Dr Rasha Alawieh, 34, is a Lebanese citizen who had travelled to her home country last month. She was detained Thursday when she returned to the US, according to a complaint filed by her cousin Yara Chehab. The US department of justice said Monday Alawieh was deported after discovering “sympathetic photos and videos” of a former longtime leader of Hezbollah and militants in her cell phone’s deleted items folder. Alawieh had also told agents that while in Lebanon she attended the funeral last month of Hezbollah slain chief Hassan Nasrallah, whom she supported from a “religious perspective” as a Shia Muslim.
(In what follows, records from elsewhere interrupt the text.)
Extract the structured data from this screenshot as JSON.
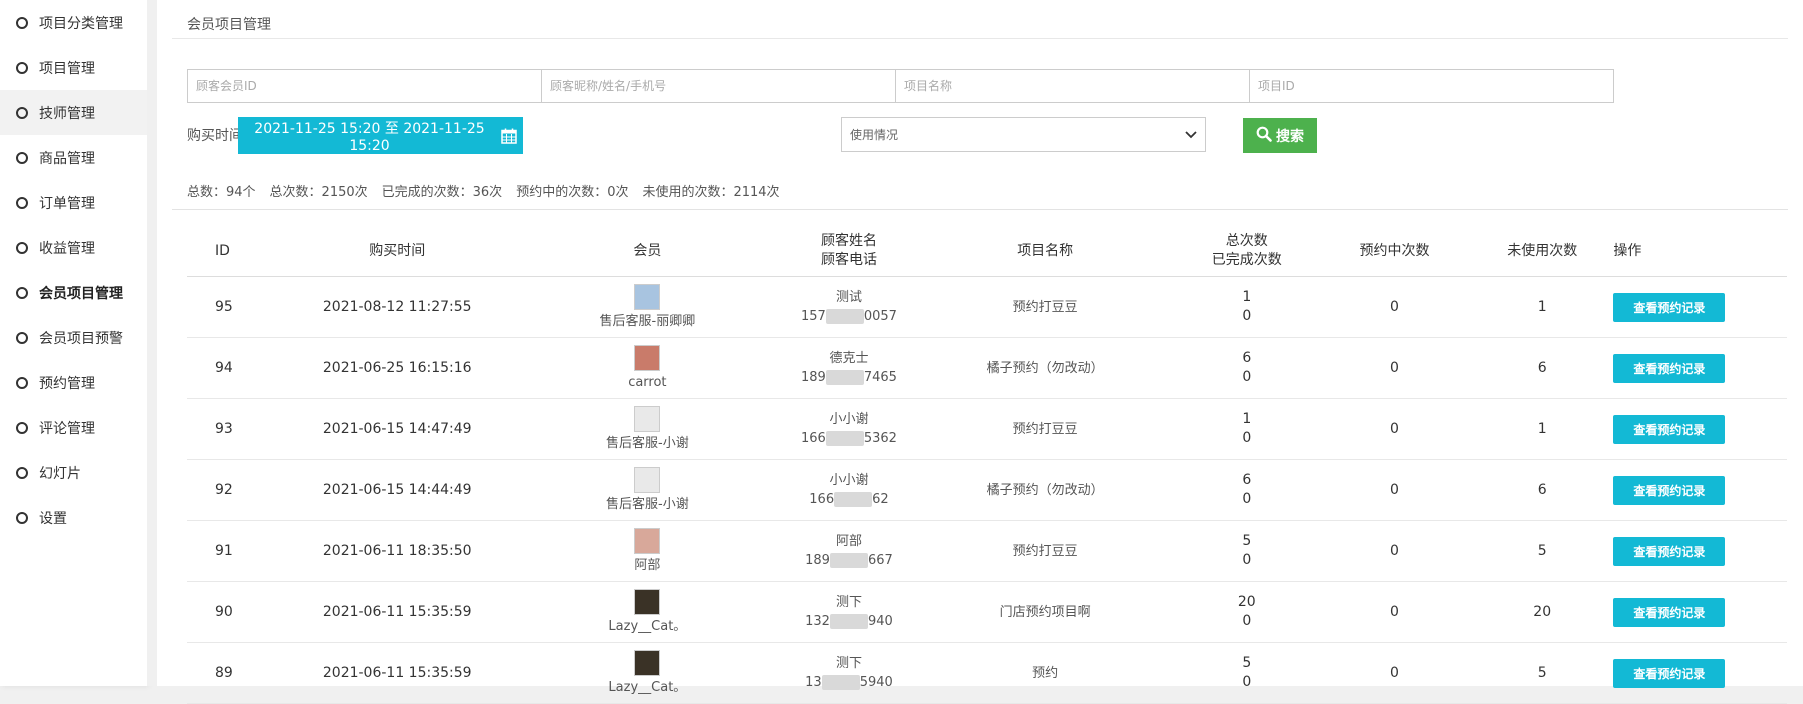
{
  "sidebar": {
    "items": [
      {
        "label": "项目分类管理",
        "state": ""
      },
      {
        "label": "项目管理",
        "state": ""
      },
      {
        "label": "技师管理",
        "state": "hover"
      },
      {
        "label": "商品管理",
        "state": ""
      },
      {
        "label": "订单管理",
        "state": ""
      },
      {
        "label": "收益管理",
        "state": ""
      },
      {
        "label": "会员项目管理",
        "state": "active"
      },
      {
        "label": "会员项目预警",
        "state": ""
      },
      {
        "label": "预约管理",
        "state": ""
      },
      {
        "label": "评论管理",
        "state": ""
      },
      {
        "label": "幻灯片",
        "state": ""
      },
      {
        "label": "设置",
        "state": ""
      }
    ]
  },
  "page": {
    "title": "会员项目管理"
  },
  "filters": {
    "member_id_placeholder": "顾客会员ID",
    "nickname_placeholder": "顾客昵称/姓名/手机号",
    "project_name_placeholder": "项目名称",
    "project_id_placeholder": "项目ID",
    "buy_time_label": "购买时间",
    "date_range": "2021-11-25 15:20 至 2021-11-25 15:20",
    "usage_select": "使用情况",
    "search_label": "搜索"
  },
  "stats": {
    "total": "总数：94个",
    "total_times": "总次数：2150次",
    "done_times": "已完成的次数：36次",
    "booking_times": "预约中的次数：0次",
    "unused_times": "未使用的次数：2114次"
  },
  "table": {
    "headers": {
      "id": "ID",
      "buy_time": "购买时间",
      "member": "会员",
      "customer_name": "顾客姓名",
      "customer_phone": "顾客电话",
      "project_name": "项目名称",
      "total_times": "总次数",
      "done_times": "已完成次数",
      "booking_times": "预约中次数",
      "unused_times": "未使用次数",
      "action": "操作"
    },
    "rows": [
      {
        "id": "95",
        "time": "2021-08-12 11:27:55",
        "member": "售后客服-丽卿卿",
        "name": "测试",
        "phone_a": "157",
        "phone_b": "0057",
        "project": "预约打豆豆",
        "total": "1",
        "done": "0",
        "booking": "0",
        "unused": "1",
        "action": "查看预约记录",
        "avatar": "#a8c4e0"
      },
      {
        "id": "94",
        "time": "2021-06-25 16:15:16",
        "member": "carrot",
        "name": "德克士",
        "phone_a": "189",
        "phone_b": "7465",
        "project": "橘子预约（勿改动）",
        "total": "6",
        "done": "0",
        "booking": "0",
        "unused": "6",
        "action": "查看预约记录",
        "avatar": "#c97b6a"
      },
      {
        "id": "93",
        "time": "2021-06-15 14:47:49",
        "member": "售后客服-小谢",
        "name": "小小谢",
        "phone_a": "166",
        "phone_b": "5362",
        "project": "预约打豆豆",
        "total": "1",
        "done": "0",
        "booking": "0",
        "unused": "1",
        "action": "查看预约记录",
        "avatar": "#e9e9e9"
      },
      {
        "id": "92",
        "time": "2021-06-15 14:44:49",
        "member": "售后客服-小谢",
        "name": "小小谢",
        "phone_a": "166",
        "phone_b": "62",
        "project": "橘子预约（勿改动）",
        "total": "6",
        "done": "0",
        "booking": "0",
        "unused": "6",
        "action": "查看预约记录",
        "avatar": "#e9e9e9"
      },
      {
        "id": "91",
        "time": "2021-06-11 18:35:50",
        "member": "阿部",
        "name": "阿部",
        "phone_a": "189",
        "phone_b": "667",
        "project": "预约打豆豆",
        "total": "5",
        "done": "0",
        "booking": "0",
        "unused": "5",
        "action": "查看预约记录",
        "avatar": "#d8a89a"
      },
      {
        "id": "90",
        "time": "2021-06-11 15:35:59",
        "member": "Lazy__Cat。",
        "name": "测下",
        "phone_a": "132",
        "phone_b": "940",
        "project": "门店预约项目啊",
        "total": "20",
        "done": "0",
        "booking": "0",
        "unused": "20",
        "action": "查看预约记录",
        "avatar": "#3a3226"
      },
      {
        "id": "89",
        "time": "2021-06-11 15:35:59",
        "member": "Lazy__Cat。",
        "name": "测下",
        "phone_a": "13",
        "phone_b": "5940",
        "project": "预约",
        "total": "5",
        "done": "0",
        "booking": "0",
        "unused": "5",
        "action": "查看预约记录",
        "avatar": "#3a3226"
      }
    ]
  }
}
The DOJ provided those details as it sought to assure a federal judge in Boston that US Customs and Border Protection (CBP) did not willfully disobey an order he issued on Friday that should have halted Alawieh’s immediate removal. Judge Leo T Sorokin had ordered govt Friday evening to provide the court with 48 hours’ notice before deporting Alawieh. But she was put on a flight to Paris, presumably on her way to Lebanon. In a second order filed Sunday morning, the judge said there was reason to believe US Customs and Border Protection had willfully disobeyed his previous order to give the court notice before expelling the doctor.
“It’s a purely religious thing,” she said about the funeral, according to a transcript of the interview. “He’s a very big figure in our community. For me it’s not political.” Western govts, including the US, designate Hezbollah a terrorist group.
Based on the statements and discovery of photos on her phone of Nasrallah and Ayatollah Ali Khamenei, supreme leader of Iran, DOJ said CBP concluded “her true intentions in the US could not be determined.” Thomas Brown, a lawyer representing Alawieh and her employer, Brown Medicine, said that while the doctor was in Lebanon, the US Consulate issued her an H-1B visa, which allows highly skilled foreign citizens to live and work in the US.